Peter Cook on “shape or content”.
“It is fashionable in academic-architectural circles to both (1) be suspicious of exotic shapes and forms and (2) be immersed in the magic of surfaces created by form. There are all sorts of pitfalls: when you are describing and representing a building like the Kunsthaus Graz, you are (of course) describing the shape and the boundary form. For goodness sake – it’s a definite thing. It looms up above your head into the sky and it is shapely. Yet when I have to remind various useful people about the need for gradations of light, the significance of subtle positioning, the degree of processional or incidental or bifocational or decoy-like space and the placement of devices, the eyes of most listeners glaze over. When Colin and I discuss the deliberate ambiguities of curved edge, definite object, misty distance, oblique view, we are probably thought of as tricky, obtuse or full of bullshit.

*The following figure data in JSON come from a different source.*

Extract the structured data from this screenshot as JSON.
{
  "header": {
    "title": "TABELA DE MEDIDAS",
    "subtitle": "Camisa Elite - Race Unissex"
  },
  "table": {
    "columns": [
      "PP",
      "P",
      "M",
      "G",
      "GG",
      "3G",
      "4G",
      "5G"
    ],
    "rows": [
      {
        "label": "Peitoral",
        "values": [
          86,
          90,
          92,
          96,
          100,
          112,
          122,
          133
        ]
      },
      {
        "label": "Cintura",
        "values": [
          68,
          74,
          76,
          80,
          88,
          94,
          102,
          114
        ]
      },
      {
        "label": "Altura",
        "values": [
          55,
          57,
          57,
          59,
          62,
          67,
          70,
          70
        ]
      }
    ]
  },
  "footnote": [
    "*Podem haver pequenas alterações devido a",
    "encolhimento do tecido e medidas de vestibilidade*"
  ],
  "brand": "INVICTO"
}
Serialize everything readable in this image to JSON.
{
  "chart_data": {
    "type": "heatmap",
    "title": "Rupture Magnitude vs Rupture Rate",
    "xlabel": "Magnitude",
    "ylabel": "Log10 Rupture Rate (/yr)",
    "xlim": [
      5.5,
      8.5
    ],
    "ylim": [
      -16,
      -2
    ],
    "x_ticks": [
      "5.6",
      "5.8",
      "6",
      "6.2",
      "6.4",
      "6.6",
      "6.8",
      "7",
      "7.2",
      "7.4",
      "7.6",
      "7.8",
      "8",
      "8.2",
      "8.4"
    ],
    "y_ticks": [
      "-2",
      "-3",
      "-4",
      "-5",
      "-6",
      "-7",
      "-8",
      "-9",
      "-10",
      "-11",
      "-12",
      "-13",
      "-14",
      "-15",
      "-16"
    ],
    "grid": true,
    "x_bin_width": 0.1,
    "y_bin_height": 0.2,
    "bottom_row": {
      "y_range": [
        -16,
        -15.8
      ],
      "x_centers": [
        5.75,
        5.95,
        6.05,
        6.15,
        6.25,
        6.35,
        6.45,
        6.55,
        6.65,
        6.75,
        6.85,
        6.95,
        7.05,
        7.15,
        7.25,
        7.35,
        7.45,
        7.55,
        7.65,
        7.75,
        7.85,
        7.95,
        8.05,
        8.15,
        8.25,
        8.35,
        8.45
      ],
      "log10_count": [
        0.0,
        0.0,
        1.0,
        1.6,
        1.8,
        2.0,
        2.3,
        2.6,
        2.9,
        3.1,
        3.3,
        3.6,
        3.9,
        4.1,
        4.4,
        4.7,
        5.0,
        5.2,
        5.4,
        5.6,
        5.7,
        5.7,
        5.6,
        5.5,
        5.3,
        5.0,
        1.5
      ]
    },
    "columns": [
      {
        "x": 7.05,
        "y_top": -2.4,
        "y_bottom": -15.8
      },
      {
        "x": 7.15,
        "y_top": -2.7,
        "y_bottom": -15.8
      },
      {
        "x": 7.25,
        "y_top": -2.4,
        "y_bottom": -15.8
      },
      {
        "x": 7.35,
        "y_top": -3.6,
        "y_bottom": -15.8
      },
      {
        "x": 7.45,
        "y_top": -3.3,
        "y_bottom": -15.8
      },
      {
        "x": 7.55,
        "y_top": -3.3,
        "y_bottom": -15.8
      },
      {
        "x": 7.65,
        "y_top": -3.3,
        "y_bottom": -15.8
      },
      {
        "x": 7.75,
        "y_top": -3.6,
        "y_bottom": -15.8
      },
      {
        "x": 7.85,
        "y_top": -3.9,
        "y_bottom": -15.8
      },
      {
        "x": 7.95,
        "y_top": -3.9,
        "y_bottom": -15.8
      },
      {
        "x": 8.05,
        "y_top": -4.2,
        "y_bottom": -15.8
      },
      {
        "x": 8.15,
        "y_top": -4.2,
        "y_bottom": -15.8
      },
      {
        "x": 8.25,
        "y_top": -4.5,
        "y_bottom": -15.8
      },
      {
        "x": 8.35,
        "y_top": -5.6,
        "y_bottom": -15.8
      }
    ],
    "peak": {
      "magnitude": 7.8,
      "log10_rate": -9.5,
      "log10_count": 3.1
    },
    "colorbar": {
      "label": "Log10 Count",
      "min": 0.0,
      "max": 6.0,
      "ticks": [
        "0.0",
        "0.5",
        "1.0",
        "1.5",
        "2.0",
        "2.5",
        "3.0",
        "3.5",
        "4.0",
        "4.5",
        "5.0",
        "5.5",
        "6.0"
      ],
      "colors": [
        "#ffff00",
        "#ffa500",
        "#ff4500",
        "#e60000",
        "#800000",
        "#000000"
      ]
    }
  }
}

In fact, the building, like many of the late 20th century or early 21st century has the technical and cultural advantage of being able to simultaneously play upon the need for certain contents or devices to assert themselves firmly ... and for others to be wayward, subtle, ambiguous or occasional.”
Peter Cook: "Did you enjoy?"
"It is my hope that people enjoy the Kunsthaus. So that when there is a stunningly good exhibition it does no more than serve as a support facility and when there is a tedious exhibition on it can still provide the visitor with a memorable ambience. My suspicion is that it will also offer the visitor another regard for the city of Graz itself. The castle re-assessed as it is glimpsed through the naughty orifice, the city as it is seen from the high needle deck, the disappearing ground of street and River Mur as you glide up into the unknown. Did you enjoy the shafts of light? The interruption of the sky by the curves? The pull of the edges? The hidden apses? Did Fischer von Erlach ask those questions when he (surely) invited us to enjoy?"